First, unarguably, this PMO is a reflection, and has the unmistakable stamp, of India’s first presidential prime minister, Narendra Modi. The campaign he led was a remarkable success. It was a presidential campaign and as such it is no surprise that the broad complexion of the PMO is of a strong and presidential one that excels in driving the ministries to perform.
One example alone would drive home the point of the benefits of the PM’s strong, authentic leadership. His global outreach is not just giving India the moral high ground abroad, which has significant benefits at the global roundtable, but is also powering economic diplomacy of a rare kind. It is hardly known that the Rs 90,000-crore Ahmedabad-Mumbai High Speed Rail Link is happening as a result of a loan at 0.1 per cent interest over a 50-year time period from Japan, and this is because of the personal relationship that the PM fostered with the Japanese!
Second, for the first time ever, the PMO is a collection of officers and private sector staff of extraordinarily high integrity—high performers who bring to the table skills that are mutually exclusive but collectively exhaustive. Each has been handpicked for a certain skill or specialised knowledge and given the freedom to conceive and deliver. So, while the PM paints the big picture, takes quick decisions and debottlenecks obdurate ministries (and ministers), the officers build consensus and persuade the ministries to own projects and deliver. These are all firsts for any PMO ever. PMOs in the past have usually followed the bell curve when it comes to officers, but in this one, almost all of them exceed it.
Third, almost every single officer in the PMO is like electricity, invisible but indispensable, and they are on all the time. Each one has performed exceptionally, and that should be recognised and quietly appreciated.

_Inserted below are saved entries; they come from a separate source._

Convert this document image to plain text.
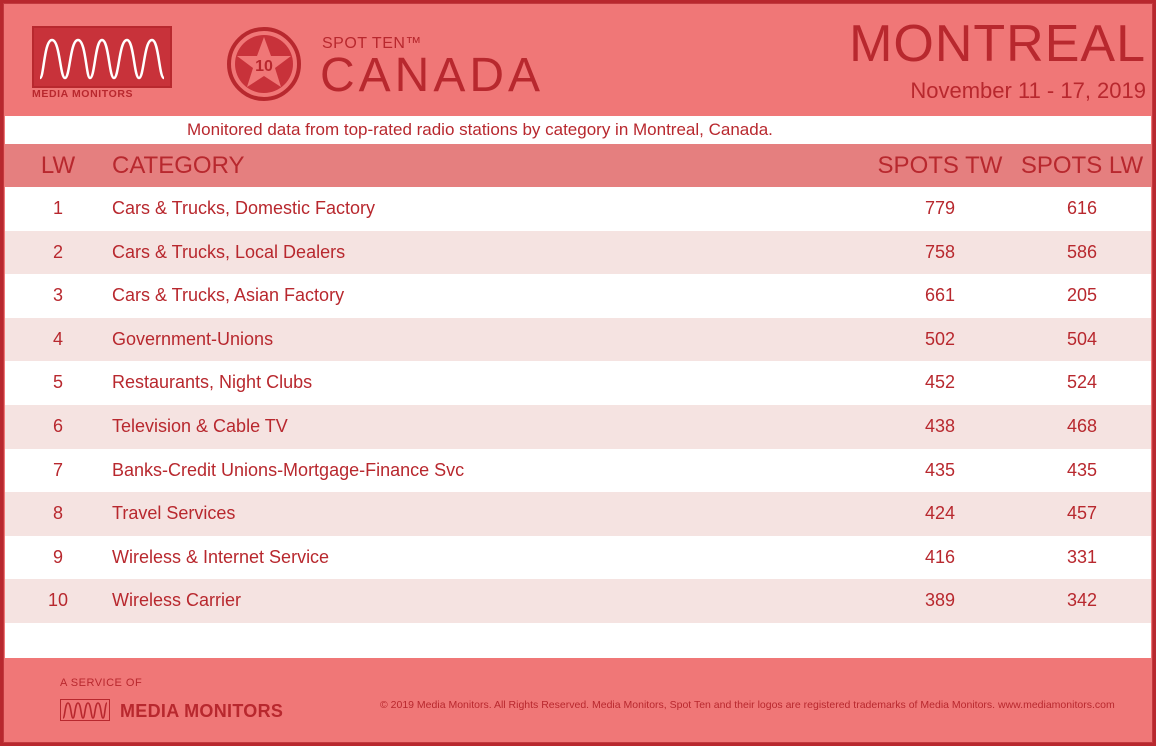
MEDIA MONITORS
10
SPOT TEN™
CANADA
MONTREAL
November 11 - 17, 2019
Monitored data from top-rated radio stations by category in Montreal, Canada.
LW	CATEGORY	SPOTS TW SPOTS LW
1	Cars & Trucks, Domestic Factory	779	616
2	Cars & Trucks, Local Dealers	758	586
3	Cars & Trucks, Asian Factory	661	205
4	Government-Unions	502	504
5	Restaurants, Night Clubs	452	524
6	Television & Cable TV	438	468
7	Banks-Credit Unions-Mortgage-Finance Svc	435	435
8	Travel Services	424	457
9	Wireless & Internet Service	416	331
10	Wireless Carrier	389	342
A SERVICE OF
MEDIA MONITORS	© 2019 Media Monitors. All Rights Reserved. Media Monitors, Spot Ten and their logos are registered trademarks of Media Monitors. www.mediamonitors.com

Principal secretary to prime minister Nripendra Mishra, 72, works 24x7x365—untiringly, more than most officers half his age. His strengths are his ability to bang heads inside a room and take quick decisions on file. For example, in a matter of four meetings, he restarted the famous Enron power project by getting RGPPL, railways, power ministry and the Maharashtra government to come on one page. Today, the plant produces 500 MW. More importantly, this prevented IDBI and SBI loans of over Rs 5,000 crore from becoming NPAs!
It took the PMO just four meetings to restart the Enron power project by getting RGPPL, railways, power ministry and Maharashtra on one page.
Additional principal secretary P.K. Mishra, regarded as the PM’s alter ego, and additional secretary Bhaskar Khulbe make a kind of Kohli-Gayle partnership, where the latter is the resident Wikipedia on everything human resources. They do what Jim Collins called “Get the wrong people off the bus, get the right people on the bus”. Their unique 360-degree multi-source feedback model is exceptional and has led to another major achievement of this government: almost zero corruption in high places. Be it government or judiciary or defence or PSUs or banks or the CBI, they have ensured officials of integrity and competence occupy key decision-making positions, leading to a massive clean-up of large procurements. For the first time, officials sitting anywhere in India can aspire for key positions, without need for patronage. They have been wringing out corruption like muck from a dirty towel and this government has not got as much credit for eradicating corruption as the preceding ones got criticism for the corruption.
T.V. Somanathan, A.K. Sharma, Tarun Bajaj, Anurag Jain and Debashree Mukherjee form the brains trust of the PMO. Their exceptional intellect and attention to detail powers the PMO’s ideas, coordination among ministries and outstanding execution.